Je regarde alors Cerise et je lui dis « C’est toi Cerise ? Tu es déjà revenue ? » Je savais qu’elle était décédée depuis quelques heures, je m’étonnais donc de sa présence à mes côtés ? Cerise était magnifique, en pleine forme, toute trace de la maladie qui l’a emportée avait disparu. Son pelage était particulièrement beau et brillant, elle respirait la santé, l’insouciance et l’Amour. Oui l’Amour, un Amour infini pour moi se lisait dans ses yeux. Pour toute réponse à ma question, Cerise s’est lovée contre moi et a entrepris de me lécher le visage et de me donner des bisous. 

 

Ensuite, à un certain moment, Cerise s’est relevée et m’a quitté en traversant la buanderie et en sortant par la porte donnant sur la cour.

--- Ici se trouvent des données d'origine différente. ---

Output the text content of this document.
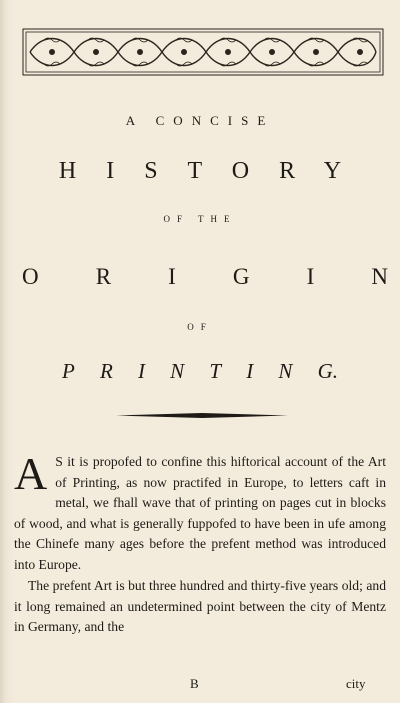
A CONCISE
HISTORY
OF THE
O R I G I N
OF
P R I N T I N G.
A S it is propofed to confine this hiftorical account of the Art of Printing, as now practifed in Europe, to letters caft in metal, we fhall wave that of printing on pages cut in blocks of wood, and what is generally fuppofed to have been in ufe among the Chinefe many ages before the prefent method was introduced into Europe.
The prefent Art is but three hundred and thirty-five years old; and it long remained an undetermined point between the city of Mentz in Germany, and the
B	city
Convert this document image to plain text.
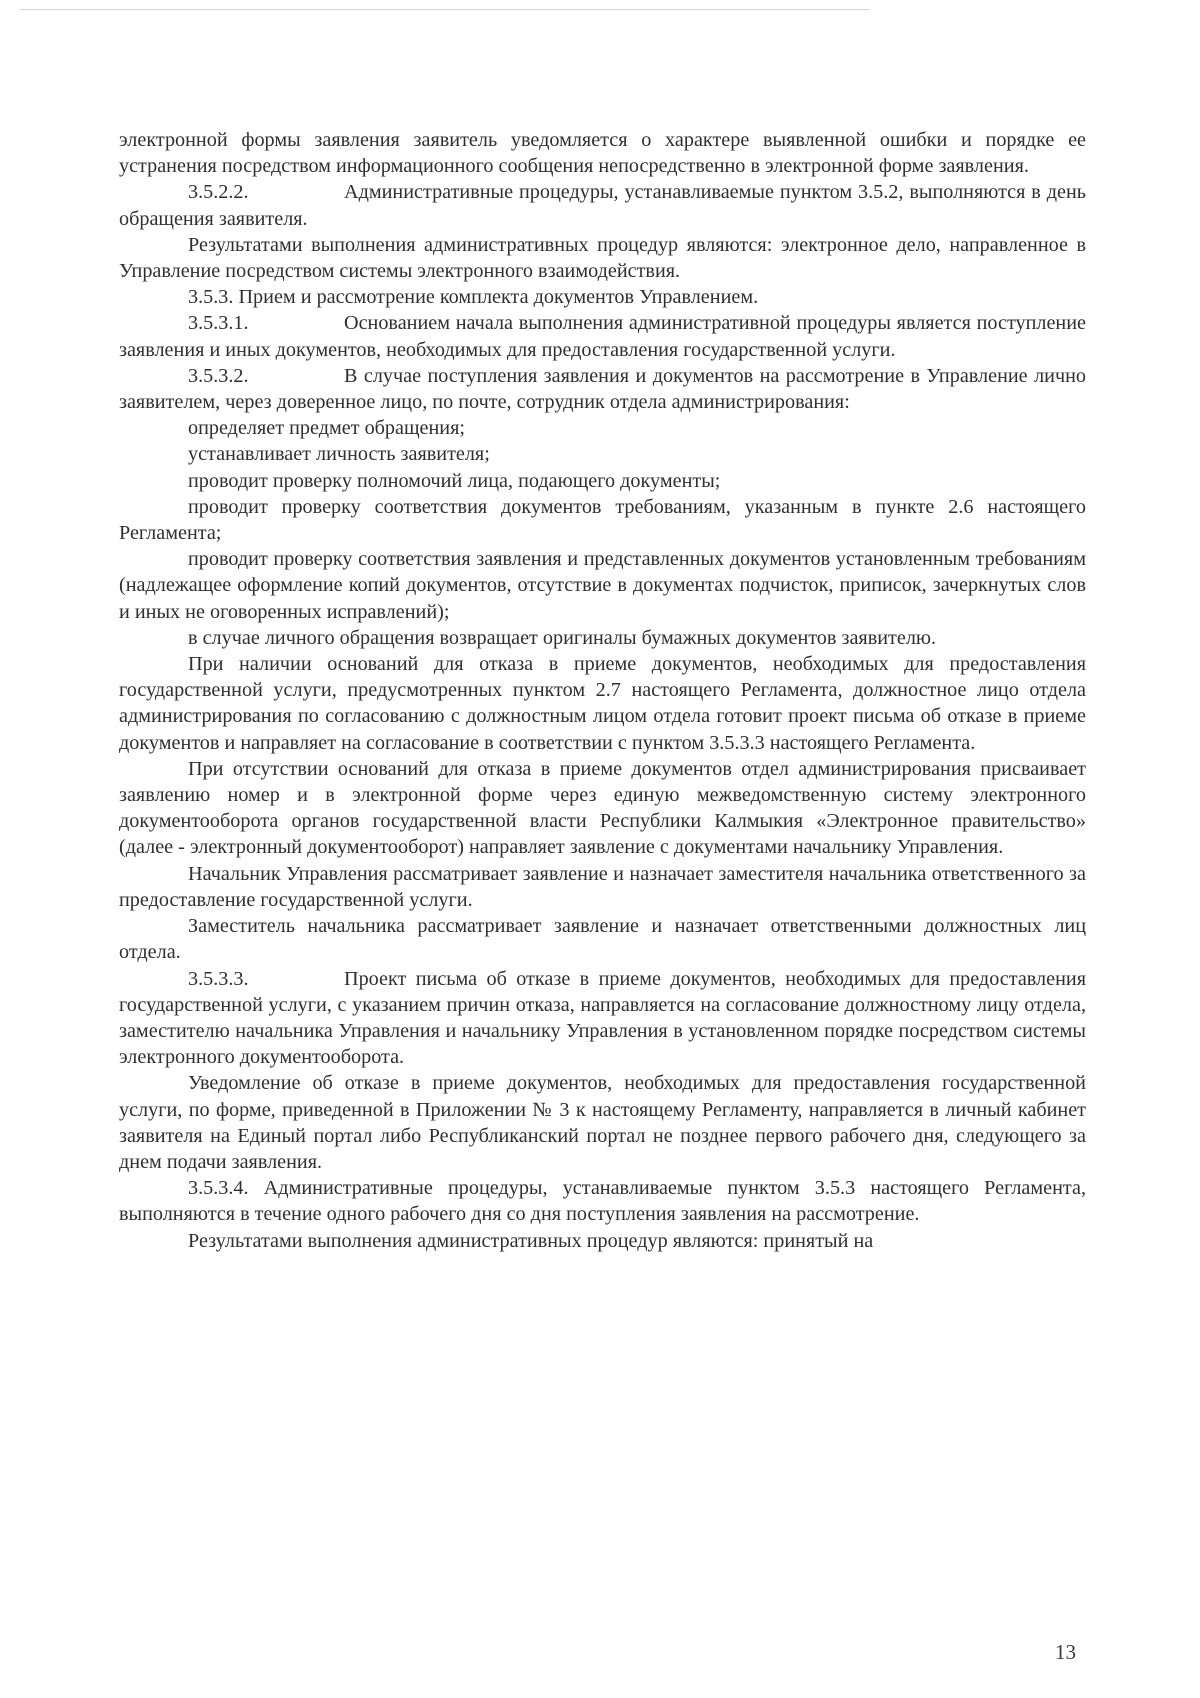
электронной формы заявления заявитель уведомляется о характере выявленной ошибки и порядке ее устранения посредством информационного сообщения непосредственно в электронной форме заявления.

3.5.2.2.	Административные процедуры, устанавливаемые пунктом 3.5.2, выполняются в день обращения заявителя.

Результатами выполнения административных процедур являются: электронное дело, направленное в Управление посредством системы электронного взаимодействия.

3.5.3. Прием и рассмотрение комплекта документов Управлением.

3.5.3.1.	Основанием начала выполнения административной процедуры является поступление заявления и иных документов, необходимых для предоставления государственной услуги.

3.5.3.2.	В случае поступления заявления и документов на рассмотрение в Управление лично заявителем, через доверенное лицо, по почте, сотрудник отдела администрирования:

определяет предмет обращения;

устанавливает личность заявителя;

проводит проверку полномочий лица, подающего документы;

проводит проверку соответствия документов требованиям, указанным в пункте 2.6 настоящего Регламента;

проводит проверку соответствия заявления и представленных документов установленным требованиям (надлежащее оформление копий документов, отсутствие в документах подчисток, приписок, зачеркнутых слов и иных не оговоренных исправлений);

в случае личного обращения возвращает оригиналы бумажных документов заявителю.

При наличии оснований для отказа в приеме документов, необходимых для предоставления государственной услуги, предусмотренных пунктом 2.7 настоящего Регламента, должностное лицо отдела администрирования по согласованию с должностным лицом отдела готовит проект письма об отказе в приеме документов и направляет на согласование в соответствии с пунктом 3.5.3.3 настоящего Регламента.

При отсутствии оснований для отказа в приеме документов отдел администрирования присваивает заявлению номер и в электронной форме через единую межведомственную систему электронного документооборота органов государственной власти Республики Калмыкия «Электронное правительство» (далее - электронный документооборот) направляет заявление с документами начальнику Управления.

Начальник Управления рассматривает заявление и назначает заместителя начальника ответственного за предоставление государственной услуги.

Заместитель начальника рассматривает заявление и назначает ответственными должностных лиц отдела.

3.5.3.3.	Проект письма об отказе в приеме документов, необходимых для предоставления государственной услуги, с указанием причин отказа, направляется на согласование должностному лицу отдела, заместителю начальника Управления и начальнику Управления в установленном порядке посредством системы электронного документооборота.

Уведомление об отказе в приеме документов, необходимых для предоставления государственной услуги, по форме, приведенной в Приложении № 3 к настоящему Регламенту, направляется в личный кабинет заявителя на Единый портал либо Республиканский портал не позднее первого рабочего дня, следующего за днем подачи заявления.

3.5.3.4. Административные процедуры, устанавливаемые пунктом 3.5.3 настоящего Регламента, выполняются в течение одного рабочего дня со дня поступления заявления на рассмотрение.

Результатами выполнения административных процедур являются: принятый на

13
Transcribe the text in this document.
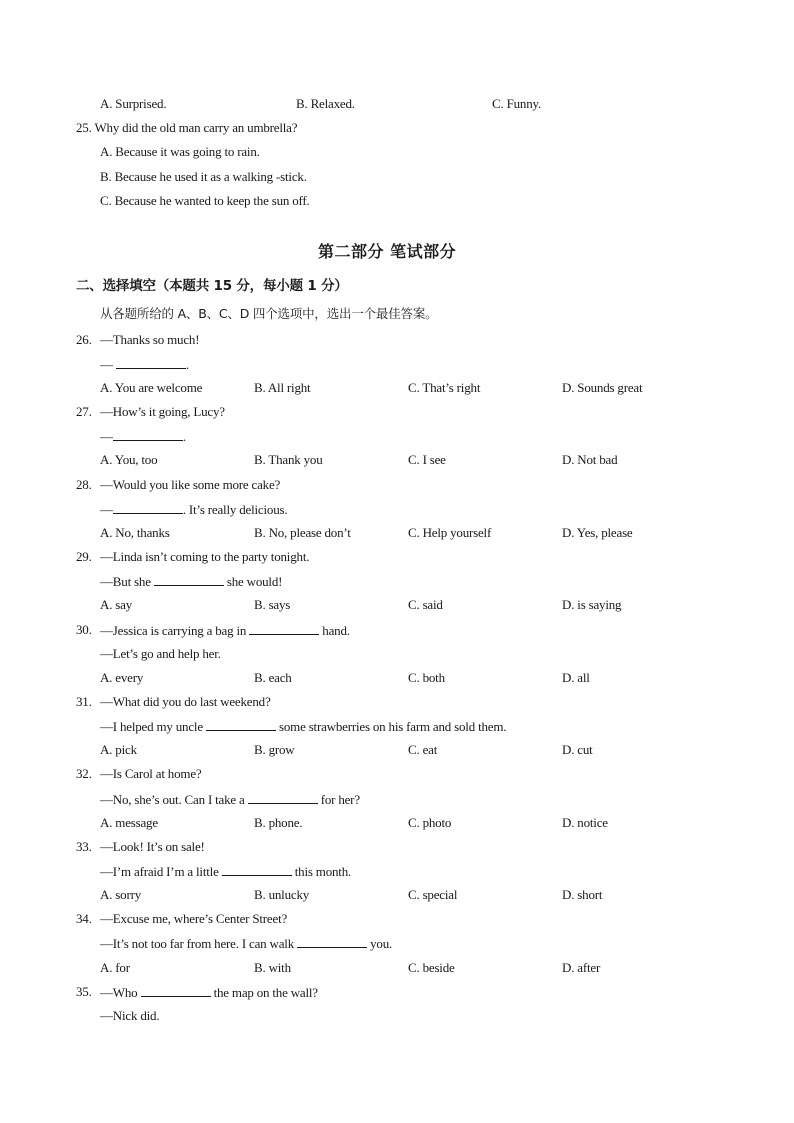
A. Surprised.	B. Relaxed.	C. Funny.
25. Why did the old man carry an umbrella?
A. Because it was going to rain.
B. Because he used it as a walking -stick.
C. Because he wanted to keep the sun off.
第二部分 笔试部分
二、选择填空（本题共 15 分，每小题 1 分）
从各题所给的 A、B、C、D 四个选项中，选出一个最佳答案。
26. —Thanks so much!
—	.
A. You are welcome	B. All right	C. That’s right	D. Sounds great
27. —How’s it going, Lucy?
—	.
A. You, too	B. Thank you	C. I see	D. Not bad
28. —Would you like some more cake?
—	. It’s really delicious.
A. No, thanks	B. No, please don’t	C. Help yourself	D. Yes, please
29. —Linda isn’t coming to the party tonight.
—But she	she would!
A. say	B. says	C. said	D. is saying
30. —Jessica is carrying a bag in	hand.
—Let’s go and help her.
A. every	B. each	C. both	D. all
31. —What did you do last weekend?
—I helped my uncle	some strawberries on his farm and sold them.
A. pick	B. grow	C. eat	D. cut
32. —Is Carol at home?
—No, she’s out. Can I take a	for her?
A. message	B. phone.	C. photo	D. notice
33. —Look! It’s on sale!
—I’m afraid I’m a little	this month.
A. sorry	B. unlucky	C. special	D. short
34. —Excuse me, where’s Center Street?
—It’s not too far from here. I can walk	you.
A. for	B. with	C. beside	D. after
35. —Who	the map on the wall?
—Nick did.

Je me suis alors immédiatement réveillé et j’ai remercié Dieu.

 

Ce contact merveilleux a duré une poignée de secondes, peut-être plus, cela est difficile à estimer, mais il m’a profondément bouleversé. Je sais qu’il m’a été donné, à travers cette rencontre, de voir la vie dans l’au-delà, de constater aussi que lorsque l’on a donné de l’amour lors de sa vie terrestre, cela vous est rendu au centuple de l’autre côté. » (Vincent).